From: Rafael J. Wysocki
Date: Wed Oct 12 2022 - 12:58:59 EST


On Tue, Oct 11, 2022 at 3:23 PM Chen Yu <yu.c.chen@xxxxxxxxx> wrote:
>
> Hi Pavel,
> On 2022-10-11 at 13:36:46 +0200, Pavel Machek wrote:
> > Hi!
> >
> > > From: Srinivas Pandruvada <srinivas.pandruvada@xxxxxxxxxxxxxxx>
> > >
> > > [ Upstream commit 68b99e94a4a2db6ba9b31fe0485e057b9354a640 ]
> > >
> > > When CPU 0 is offline and intel_powerclamp is used to inject
> > > idle, it generates kernel BUG:
> > >
> > > BUG: using smp_processor_id() in preemptible [00000000] code: bash/15687
> > > caller is debug_smp_processor_id+0x17/0x20
> > > CPU: 4 PID: 15687 Comm: bash Not tainted 5.19.0-rc7+ #57
> > > Call Trace:
> > > <TASK>
> > > dump_stack_lvl+0x49/0x63
> > > dump_stack+0x10/0x16
> > > check_preemption_disabled+0xdd/0xe0
> > > debug_smp_processor_id+0x17/0x20
> > > powerclamp_set_cur_state+0x7f/0xf9 [intel_powerclamp]
> > > ...
> > > ...
> > >
> > > Here CPU 0 is the control CPU by default and changed to the current CPU,
> > > if CPU 0 offlined. This check has to be performed under cpus_read_lock(),
> > > hence the above warning.
> > >
> > > Use get_cpu() instead of smp_processor_id() to avoid this BUG.
> >
> > This has exactly the same problem as smp_processor_id(), you just
> > worked around the warning. If it is okay that control_cpu contains
> > stale value, could we have a comment explaining why?
> >
> May I know why does control_cpu have stale value? The control_cpu
> is a random picked online CPU which will be used later to collect statistics.
> As long as the control_cpu is online, it is valid IMO.

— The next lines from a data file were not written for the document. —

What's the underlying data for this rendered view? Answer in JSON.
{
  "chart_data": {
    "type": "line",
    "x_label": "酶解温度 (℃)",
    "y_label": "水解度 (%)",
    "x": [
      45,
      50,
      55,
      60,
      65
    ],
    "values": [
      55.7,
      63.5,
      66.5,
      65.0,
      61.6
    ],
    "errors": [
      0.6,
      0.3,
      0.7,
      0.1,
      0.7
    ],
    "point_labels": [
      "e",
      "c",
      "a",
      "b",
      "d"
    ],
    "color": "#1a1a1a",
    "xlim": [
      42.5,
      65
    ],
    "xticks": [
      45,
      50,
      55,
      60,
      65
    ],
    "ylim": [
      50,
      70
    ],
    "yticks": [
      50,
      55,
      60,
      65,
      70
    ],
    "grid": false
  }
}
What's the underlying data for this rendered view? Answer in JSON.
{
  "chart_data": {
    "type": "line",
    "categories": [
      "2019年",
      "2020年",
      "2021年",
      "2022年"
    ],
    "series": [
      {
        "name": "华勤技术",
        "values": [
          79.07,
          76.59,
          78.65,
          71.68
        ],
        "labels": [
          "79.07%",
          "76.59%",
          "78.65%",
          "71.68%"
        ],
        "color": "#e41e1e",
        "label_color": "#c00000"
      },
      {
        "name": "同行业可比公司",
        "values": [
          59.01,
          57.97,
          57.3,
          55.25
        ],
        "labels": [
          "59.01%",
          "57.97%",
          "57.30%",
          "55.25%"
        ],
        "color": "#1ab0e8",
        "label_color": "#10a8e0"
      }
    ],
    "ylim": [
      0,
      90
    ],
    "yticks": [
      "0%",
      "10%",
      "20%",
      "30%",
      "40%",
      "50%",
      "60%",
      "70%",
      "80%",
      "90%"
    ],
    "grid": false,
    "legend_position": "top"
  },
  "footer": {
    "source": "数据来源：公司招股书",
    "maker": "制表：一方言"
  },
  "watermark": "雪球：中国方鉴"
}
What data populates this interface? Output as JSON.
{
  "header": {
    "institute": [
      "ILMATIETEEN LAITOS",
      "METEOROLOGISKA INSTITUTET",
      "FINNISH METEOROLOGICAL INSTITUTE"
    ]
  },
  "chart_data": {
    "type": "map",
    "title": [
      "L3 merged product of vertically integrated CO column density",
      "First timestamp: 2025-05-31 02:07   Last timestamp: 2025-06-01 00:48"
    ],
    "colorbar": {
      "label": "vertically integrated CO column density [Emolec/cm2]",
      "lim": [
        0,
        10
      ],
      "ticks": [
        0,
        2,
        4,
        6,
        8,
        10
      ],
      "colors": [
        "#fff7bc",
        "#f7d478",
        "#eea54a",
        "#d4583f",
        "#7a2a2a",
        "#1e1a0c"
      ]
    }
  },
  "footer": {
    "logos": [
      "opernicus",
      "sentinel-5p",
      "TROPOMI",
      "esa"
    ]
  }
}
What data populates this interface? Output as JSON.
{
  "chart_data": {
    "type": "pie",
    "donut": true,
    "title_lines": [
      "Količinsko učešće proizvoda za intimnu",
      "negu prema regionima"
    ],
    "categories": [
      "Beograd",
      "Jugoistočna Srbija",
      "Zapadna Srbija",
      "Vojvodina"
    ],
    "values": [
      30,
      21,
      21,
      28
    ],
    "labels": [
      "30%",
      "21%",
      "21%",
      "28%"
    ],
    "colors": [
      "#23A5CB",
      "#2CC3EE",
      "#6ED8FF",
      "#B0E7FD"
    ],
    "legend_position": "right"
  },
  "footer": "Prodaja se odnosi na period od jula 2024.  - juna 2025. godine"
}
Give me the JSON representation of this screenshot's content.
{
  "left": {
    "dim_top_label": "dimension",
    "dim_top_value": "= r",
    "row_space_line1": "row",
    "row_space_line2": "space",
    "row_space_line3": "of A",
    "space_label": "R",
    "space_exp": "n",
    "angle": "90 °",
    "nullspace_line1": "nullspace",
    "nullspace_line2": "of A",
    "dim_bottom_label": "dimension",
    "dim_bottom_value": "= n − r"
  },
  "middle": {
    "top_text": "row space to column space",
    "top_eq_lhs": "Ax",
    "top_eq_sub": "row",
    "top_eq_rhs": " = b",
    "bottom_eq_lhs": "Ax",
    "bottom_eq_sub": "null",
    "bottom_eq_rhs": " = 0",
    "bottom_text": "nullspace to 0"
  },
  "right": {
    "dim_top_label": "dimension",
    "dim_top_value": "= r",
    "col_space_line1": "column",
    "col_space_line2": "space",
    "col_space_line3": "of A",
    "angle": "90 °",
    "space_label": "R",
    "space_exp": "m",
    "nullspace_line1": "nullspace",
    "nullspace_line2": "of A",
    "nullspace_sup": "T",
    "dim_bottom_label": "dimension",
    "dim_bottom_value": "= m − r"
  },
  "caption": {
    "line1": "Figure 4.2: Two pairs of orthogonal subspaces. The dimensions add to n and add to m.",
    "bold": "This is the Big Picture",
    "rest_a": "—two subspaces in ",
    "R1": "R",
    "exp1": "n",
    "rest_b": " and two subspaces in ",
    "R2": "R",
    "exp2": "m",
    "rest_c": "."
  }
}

So this is confusing, because the code makes the impression that
getting the number of the CPU running the code matters in some way,
which isn't the case.

Something like cpumask_first(cpu_online_mask) should work as well if
I'm not mistaken and it would be less confusing to use this instead
IMO.